Friday, May 2, 2008

Favorite Family Toys

Dad and I like Camaros -- the more vintage models if you please. Pictured above is his current indulgence, a '77 Camaro LT with a built 350 and a 4-speed. I learned to drive in his '73 Camaro 3-speed and soon after sadly became the car's undoing after losing control through a S-turn a few weeks after acquiring my license. Ouch.

Dad replaced that with an '80 model that I was, for some reason, also permitted to drive. I later acquired my very own Camaros; a '70 RallySport followed by a '70 Z28 with a close-ratio 4-speed.

So we attended "Cruise night" last night in the '77. There was actually very little cruising going on -- not in the cars, anyway. Scores of autophiles gather at the local Whataburger with their restored and in-process vehicles, wander from car to car, and hob-knob about chrome and carburation. I saw nearly everything from a rusting Packard wrecker from the Twenties to a new BMW M5 sporting a vicious looking V-10.

And a good time was had by all. I know those cruise nights go on in other parts of the country, but it gets to be more of a challenge up in the Rust Belt to keep the cars pristine -- not that a lot of these vehicles are used as grocery-getters, but there is an element of risk for nearly half the year if they're driven at all.

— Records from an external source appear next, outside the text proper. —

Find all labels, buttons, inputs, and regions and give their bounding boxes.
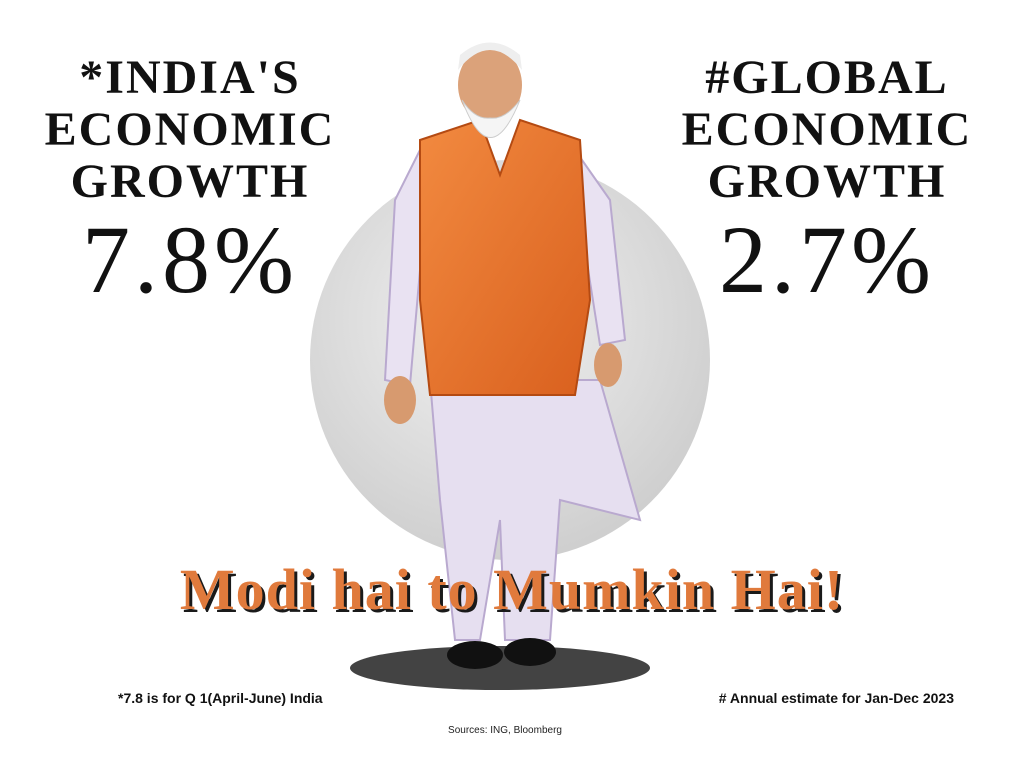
- india-stat: *INDIA'S ECONOMIC GROWTH 7.8%: [25, 52, 355, 310]
- vest: [419, 118, 592, 396]
- right-shoe: [504, 638, 556, 666]
- global-stat: #GLOBAL ECONOMIC GROWTH 2.7%: [662, 52, 992, 310]
- right-hand: [594, 343, 622, 387]
- stat-value: 7.8%: [82, 206, 298, 313]
- hair: [458, 42, 522, 70]
- stat-label: #GLOBAL: [705, 51, 949, 104]
- left-shoe: [447, 641, 503, 669]
- stat-label: GROWTH: [707, 155, 947, 208]
- slogan: Modi hai to Mumkin Hai!: [179, 557, 845, 622]
- beard: [461, 99, 521, 138]
- stat-label: GROWTH: [70, 155, 310, 208]
- face: [458, 47, 522, 123]
- sources: Sources: ING, Bloomberg: [448, 725, 562, 736]
- kurta-lower: [428, 379, 642, 641]
- stat-label: ECONOMIC: [44, 103, 336, 156]
- shadow: [350, 646, 650, 690]
- stat-value: 2.7%: [719, 206, 935, 313]
- stat-label: ECONOMIC: [681, 103, 973, 156]
- footnote: *7.8 is for Q 1(April-June) India: [118, 690, 323, 706]
- footnote: # Annual estimate for Jan-Dec 2023: [718, 690, 954, 706]
- stat-label: *INDIA'S: [79, 51, 301, 104]
- left-hand: [384, 376, 416, 424]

I'll have another Camaro -- a SS model next time. Whether it will be the latest and greatest example of Chevy ingenuity or a late Sixties to early Seventies big block has yet to be determined. After all, we just bought vehicles and there's only so much room in the driveway.

1 comment:

Anonymous said...

My first car in high school bought with my own money was a 69 Camaro, 350, 4 speed. I did everything to that car: gabriel hijackers, bigger carburator, mag wheels and many more things that I can't even remember.

Later I got a 68 Camaro, automatic, from a friend who didn't want it. It had some ridiculously low amount of milege. But one icy nite, I glided over the yellow line going down hill and couldn't brake. The car was totalled and no one was seriously hurt. Interestingly, the woman I hit sued me and her driver. He testified that he was looking down, lighting a cigarette. I testified (it was a jury trial) that he had plenty of time to at least stop if not move out of the way because my car was out of control due to the ice. The jury found us both guilty, but he had to pay 85% of the verdict and I only 15%. The judge sympathized with my predicament but said because there was a law on the books that said I had to be on my side of the road, that he had to hold me liable for some of the responsibility.

I later owned a 70 Nova, which I really liked, as much as my Camaros.